Par David Garel le 2025-12-22

Samuel Blais a vécu, en quarante-huit heures, une séquence qui résume à elle seule ce qu’est devenue la vie d’un joueur de profondeur dans la LNH moderne : imprévisible, brutale, parfois absurde… mais aussi profondément émouvante quand on prend le temps de la raconter.

De quoi donner la chair de poule.

Samedi, Blais n’était pas dans un hôtel cinq étoiles ni dans un avion nolisé de la Ligue nationale. Il revenait de Cleveland avec le Rocket de Laval, fatigué mais productif, lui qui empilait les points depuis le début de la saison dans la Ligue américaine.

Le téléphone a sonné alors que la fin de semaine semblait déjà écrite. À l’autre bout du fil, Pascal Vincent. Le Canadien venait de le rappeler. Il devait rejoindre l’équipe immédiatement pour le match du lendemain soir à Pittsburgh. La machine s’était remise en marche.

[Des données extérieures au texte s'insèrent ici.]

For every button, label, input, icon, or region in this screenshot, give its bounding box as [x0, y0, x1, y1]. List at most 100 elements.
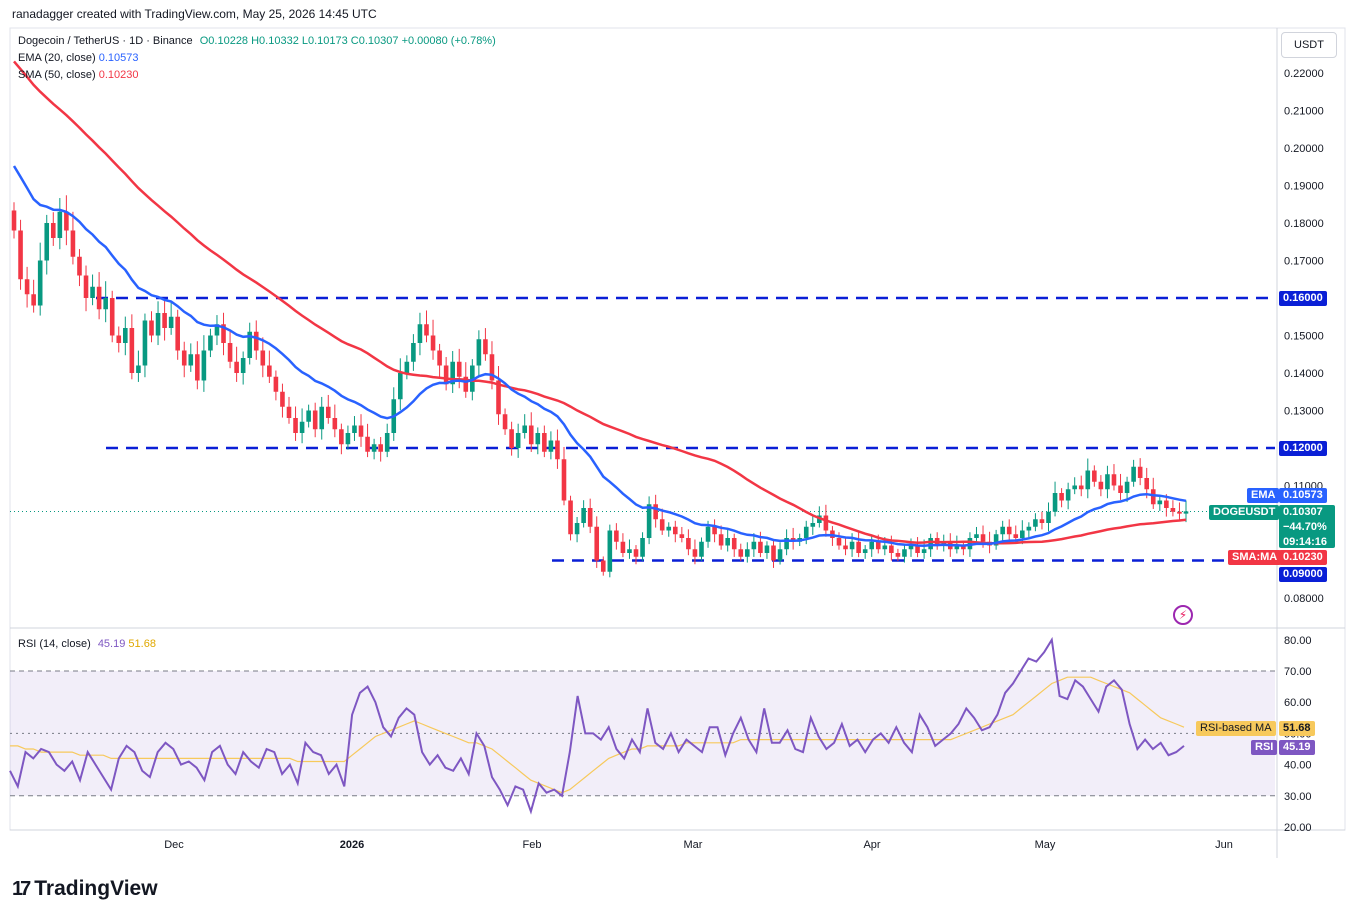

Ce qui a suivi tient presque de la scène de film dogne d'Hollywood. L’autobus du Rocket l’a laissé à Erie, en Pennsylvanie, comme on dépose un sac au bord de la route.

Pas de glamour, pas de mise en scène. De là, un Uber. Deux heures de route vers Pittsburgh, avec un chauffeur qu’il ne connaît pas, direction un vestiaire où il n’était pas certain d’avoir une place il y a encore quelques jours.

Imaginez combien le Uber à coûté. Heureusement pour lui, c'est Geoff Molson qui a payé.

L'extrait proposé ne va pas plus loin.